🤖 AI Summary
This paper addresses the nonparametric estimation of multimodal, heavy-tailed probability mass functions (PMFs) supported on large discrete domains. We propose a graph signal processing–based smoothing framework: the empirical PMF is treated as a signal on a path graph; a data-adaptive, symmetric tridiagonal Laplacian operator is constructed; and denoising is performed by projecting the empirical PMF onto the low-dimensional subspace spanned by the eigenvectors associated with the smallest eigenvalues. Final estimates are obtained via truncation and renormalization. The method is fully automatic—requiring no manual hyperparameter tuning—and incorporates a theoretically grounded dimension-selection mechanism. Extensive experiments on synthetic and real heavy-tailed datasets demonstrate that our approach effectively suppresses sampling noise while preserving multimodal structure with high fidelity. It outperforms logspline and Gaussian kernel density estimation in accuracy and is computationally efficient with controllable memory footprint, making it suitable for large-scale automated analysis.
📝 Abstract
We study nonparametric estimation of a probability mass function (PMF) on a large discrete support, where the PMF is multi-modal and heavy-tailed. The core idea is to treat the empirical PMF as a signal on a line graph and apply a data-dependent low-pass filter. Concretely, we form a symmetric tri-diagonal operator, the path graph Laplacian perturbed with a diagonal matrix built from the empirical PMF, then compute the eigenvectors, corresponding to the smallest feq eigenvalues. Projecting the empirical PMF onto this low dimensional subspace produces a smooth, multi-modal estimate that preserves coarse structure while suppressing noise. A light post-processing step of clipping and re-normalizing yields a valid PMF.

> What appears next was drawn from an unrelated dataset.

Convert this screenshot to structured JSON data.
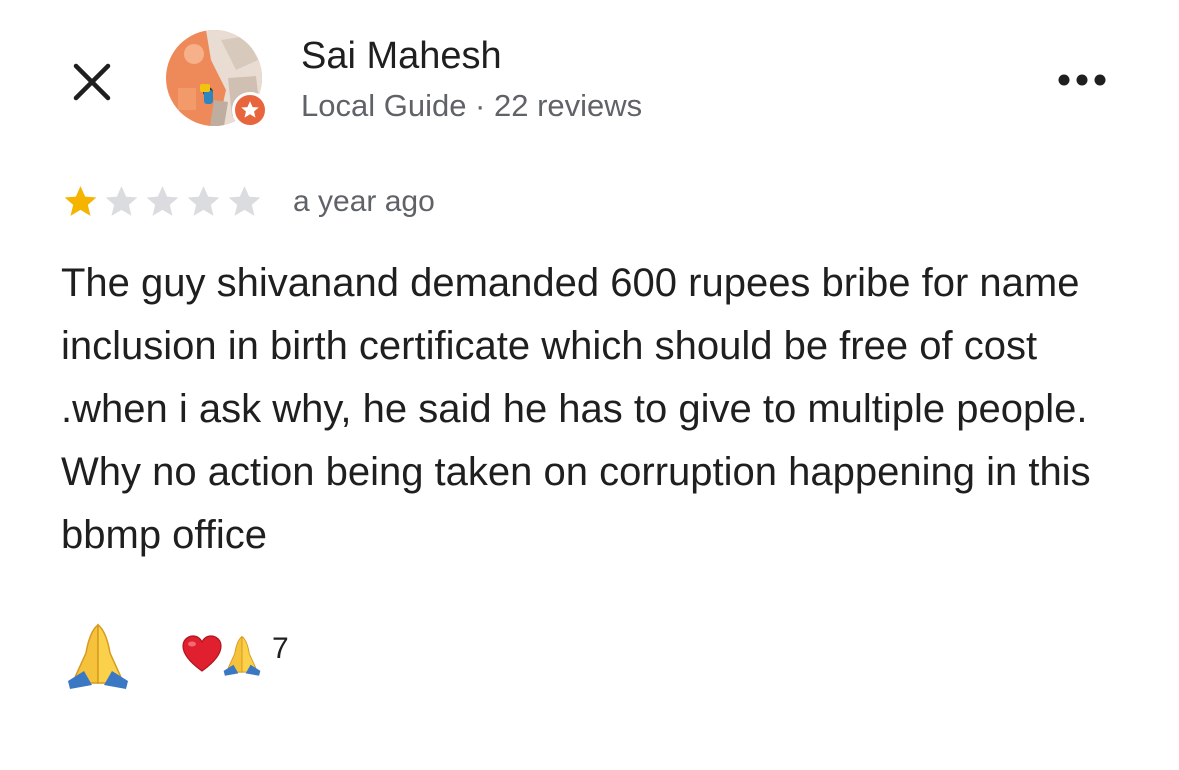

Because we compute the eigenpairs of a symmetric tridiagonal matrix, the computation is reliable and runs time and memory proportional to the support times the dimension of the desired low-dimensional supspace. We also provide a practical, data-driven rule for selecting the dimension based on an orthogonal-series risk estimate, so the method "just works" with minimal tuning. On synthetic and real heavy-tailed examples, the approach preserves coarse structure while suppressing sampling noise, compares favorably to logspline and Gaussian-KDE baselines in the intended regimes. However, it has known failure modes (e.g., abrupt discontinuities). The method is short to implement, robust across sample sizes, and suitable for automated pipelines and exploratory analysis at scale because of its reliability and speed.